Don't Ask, Don't Tell is dead. But the fight for equality in the military is nowhere near finished. While the official end of DADT at midnight on Monday is a historic turning point, unresolved issues with the Defense of Marriage Act (DOMA) and military regulations mean that service members and their partners in same-sex relationships will continue to suffer second-class treatment.
Stephen Peters knows what it's like to live a lie, both as a serviceman and as a serviceman's partner. In 2007, he was discharged under DADT after informing his commanding officer that he was gay. Peters had just reenlisted in the Marines—but he didn't want to hide who he was anymore.
"I had a picture of a girl from back home that I was friends with, and I'd tell people she was my girlfriend. I'd make up stories about when I went out with my friends on the weekends, creating this persona that doesn't exist," Peters says. "I just went to my company commander and explained to him that I happened to be gay and I didn't want to get out; I wanted to continue to serve, but I didn't want to have to create those daily lies."

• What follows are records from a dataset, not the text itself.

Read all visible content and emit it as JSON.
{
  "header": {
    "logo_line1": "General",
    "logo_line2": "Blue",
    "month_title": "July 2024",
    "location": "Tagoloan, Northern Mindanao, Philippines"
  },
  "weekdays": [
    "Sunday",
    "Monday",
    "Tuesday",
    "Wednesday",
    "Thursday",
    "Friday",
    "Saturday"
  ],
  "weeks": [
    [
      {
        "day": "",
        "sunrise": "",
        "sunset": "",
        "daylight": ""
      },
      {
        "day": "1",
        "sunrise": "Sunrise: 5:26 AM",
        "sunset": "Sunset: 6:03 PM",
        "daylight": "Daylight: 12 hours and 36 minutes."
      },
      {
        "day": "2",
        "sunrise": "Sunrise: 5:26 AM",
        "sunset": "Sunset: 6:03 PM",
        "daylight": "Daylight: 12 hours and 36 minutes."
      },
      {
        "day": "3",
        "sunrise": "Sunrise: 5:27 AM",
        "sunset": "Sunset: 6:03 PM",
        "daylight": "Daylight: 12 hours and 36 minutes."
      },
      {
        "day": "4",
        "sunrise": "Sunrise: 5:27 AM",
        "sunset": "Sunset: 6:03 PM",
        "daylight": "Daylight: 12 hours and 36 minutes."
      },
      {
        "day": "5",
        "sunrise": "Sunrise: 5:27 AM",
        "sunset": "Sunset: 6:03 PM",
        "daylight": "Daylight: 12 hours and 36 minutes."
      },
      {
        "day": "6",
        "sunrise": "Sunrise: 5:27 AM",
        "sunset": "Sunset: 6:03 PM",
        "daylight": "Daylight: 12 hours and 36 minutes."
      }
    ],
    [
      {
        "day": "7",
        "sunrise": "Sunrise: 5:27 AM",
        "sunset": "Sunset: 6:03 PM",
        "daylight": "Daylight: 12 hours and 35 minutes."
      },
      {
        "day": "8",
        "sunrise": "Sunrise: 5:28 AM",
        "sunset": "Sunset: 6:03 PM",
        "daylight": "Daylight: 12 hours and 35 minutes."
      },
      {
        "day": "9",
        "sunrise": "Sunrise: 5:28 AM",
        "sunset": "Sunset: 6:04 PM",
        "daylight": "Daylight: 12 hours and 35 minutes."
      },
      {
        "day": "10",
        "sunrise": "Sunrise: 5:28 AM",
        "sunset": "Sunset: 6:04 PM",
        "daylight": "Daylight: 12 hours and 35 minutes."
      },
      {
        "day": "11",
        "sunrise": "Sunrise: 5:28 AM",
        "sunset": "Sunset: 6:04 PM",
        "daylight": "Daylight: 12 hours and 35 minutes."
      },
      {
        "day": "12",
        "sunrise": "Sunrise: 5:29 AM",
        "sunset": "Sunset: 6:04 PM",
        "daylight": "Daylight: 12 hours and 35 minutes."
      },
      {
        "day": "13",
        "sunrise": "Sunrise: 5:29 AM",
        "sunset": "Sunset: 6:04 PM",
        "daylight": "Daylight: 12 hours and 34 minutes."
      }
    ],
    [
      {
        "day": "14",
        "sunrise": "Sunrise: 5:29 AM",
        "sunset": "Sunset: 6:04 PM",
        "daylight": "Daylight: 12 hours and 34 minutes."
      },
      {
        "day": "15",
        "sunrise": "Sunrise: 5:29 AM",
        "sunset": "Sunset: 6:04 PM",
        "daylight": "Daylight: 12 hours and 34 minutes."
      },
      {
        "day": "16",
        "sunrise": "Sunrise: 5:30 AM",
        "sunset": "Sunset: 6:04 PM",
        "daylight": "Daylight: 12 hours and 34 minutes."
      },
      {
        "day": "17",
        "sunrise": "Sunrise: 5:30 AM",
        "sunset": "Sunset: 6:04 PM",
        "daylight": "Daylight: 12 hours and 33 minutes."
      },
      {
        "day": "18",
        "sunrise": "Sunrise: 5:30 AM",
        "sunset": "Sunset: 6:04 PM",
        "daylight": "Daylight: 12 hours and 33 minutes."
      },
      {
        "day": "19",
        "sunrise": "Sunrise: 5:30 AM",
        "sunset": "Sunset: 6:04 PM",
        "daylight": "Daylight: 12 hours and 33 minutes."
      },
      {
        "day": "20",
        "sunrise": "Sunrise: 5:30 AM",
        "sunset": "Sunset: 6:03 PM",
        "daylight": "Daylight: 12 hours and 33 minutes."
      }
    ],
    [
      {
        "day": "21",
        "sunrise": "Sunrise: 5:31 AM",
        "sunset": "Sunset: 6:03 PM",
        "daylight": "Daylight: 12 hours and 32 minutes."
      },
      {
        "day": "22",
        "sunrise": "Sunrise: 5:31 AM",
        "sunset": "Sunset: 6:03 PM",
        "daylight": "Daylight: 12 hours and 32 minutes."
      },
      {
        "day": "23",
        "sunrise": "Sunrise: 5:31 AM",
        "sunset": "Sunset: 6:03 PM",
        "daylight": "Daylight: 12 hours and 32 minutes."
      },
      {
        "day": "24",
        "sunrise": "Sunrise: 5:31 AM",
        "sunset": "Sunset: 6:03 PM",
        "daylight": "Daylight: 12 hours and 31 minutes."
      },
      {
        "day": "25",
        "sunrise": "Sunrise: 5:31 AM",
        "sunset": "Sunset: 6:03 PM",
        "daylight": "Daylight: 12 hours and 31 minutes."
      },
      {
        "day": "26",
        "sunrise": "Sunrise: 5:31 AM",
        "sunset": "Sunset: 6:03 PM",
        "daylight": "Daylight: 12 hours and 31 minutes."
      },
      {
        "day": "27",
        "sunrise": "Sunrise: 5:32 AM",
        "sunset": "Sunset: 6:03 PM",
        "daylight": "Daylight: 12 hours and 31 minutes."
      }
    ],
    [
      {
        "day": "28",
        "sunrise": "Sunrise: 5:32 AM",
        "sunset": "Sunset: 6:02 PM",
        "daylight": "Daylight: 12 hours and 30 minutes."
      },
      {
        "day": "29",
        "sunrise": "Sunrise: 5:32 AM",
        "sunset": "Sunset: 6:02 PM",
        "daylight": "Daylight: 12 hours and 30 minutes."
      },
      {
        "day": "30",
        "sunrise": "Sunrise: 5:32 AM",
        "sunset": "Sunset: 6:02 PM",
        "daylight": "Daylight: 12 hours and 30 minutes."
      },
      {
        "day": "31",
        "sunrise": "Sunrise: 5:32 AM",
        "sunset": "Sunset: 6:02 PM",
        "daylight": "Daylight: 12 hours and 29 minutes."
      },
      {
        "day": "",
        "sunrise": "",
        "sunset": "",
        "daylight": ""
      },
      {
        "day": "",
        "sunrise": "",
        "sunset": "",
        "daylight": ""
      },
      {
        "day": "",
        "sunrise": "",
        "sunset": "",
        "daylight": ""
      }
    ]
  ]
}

He was distraught over his discharge—as was some of his conservative, religious family—but at least he would no longer have to pretend. Then he fell in love with another Marine.
"It was like going back into the closet," Peters says. "I'd have to go to work and pretend I was single, pretend I didn't have a family." Staying on a direct career path was hard, because his partner getting a new assignment meant he'd have to abruptly pick up and leave. "When I had to quit, I'd have to make up some crazy excuse why I was moving halfway across the country without having another job."